Dynamic lattice disorder in two-dimensional
(2D) halide perovskites
can play an important role in their optical properties through carrier/exciton–lattice
interactions. Previously, the 2D halide–pseudohalide perovskite
(MA)2Pb(SCN)2I2 (MA+ =
methylammonium) was demonstrated to have a dynamically inhomogeneous
lattice with structural evolution occurring on a picosecond time scale.
Here, we have investigated two purely inorganic 2D perovskites, Cs2Pb(SCN)2X2 (X = Br or I). 2D infrared
(2D IR) and polarization-selective pump–probe (PSPP) experiments
were used to study dynamics and the effects of changing the halide
anions. The 12CN stretching mode was used as the vibrational
probe. The films were isotopically doped, ∼99% 13CN, to avoid excessive IR absorption, heating, and vibrational excitation
transfer. PSPP measurements were performed on thin films using the
reflection geometry to improve the signal-to-noise ratio. The results
showed that the 12CN vibrational lifetime in Cs2Pb(SCN)2X2 is significantly longer than that
in (MA)2Pb(SCN)2I2, and the lifetimes
were essentially the same for Br and I analogues of Cs2Pb(SCN)2X2. 2D IR spectroscopy is carried out
to measure both spectral diffusion (structural evolution) and homogeneous
dephasing of the inhomogeneously broadened CN stretch absorption line.
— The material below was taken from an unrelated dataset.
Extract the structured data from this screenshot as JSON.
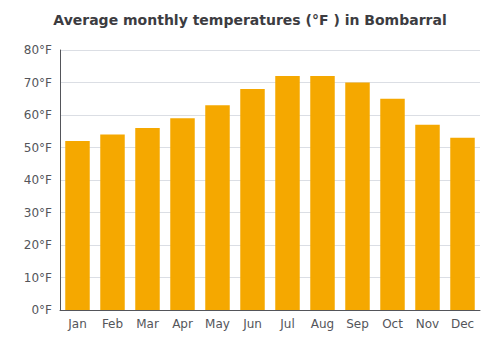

The Cs2Pb(SCN)2X2 2D perovskites
displayed substantially slower structural evolution compared to (MA)2Pb(SCN)2I2. The spectral diffusion is
independent of the halide anion. There is also significant homogeneous
dephasing caused by the coupling of the CN stretch to lattice phonons.
Our findings provide insights into lattice dynamics of inorganic 2D
perovskites and lay a foundation for studies on their complex carrier/exciton–lattice
interactions, of importance for applications in optoelectronic devices.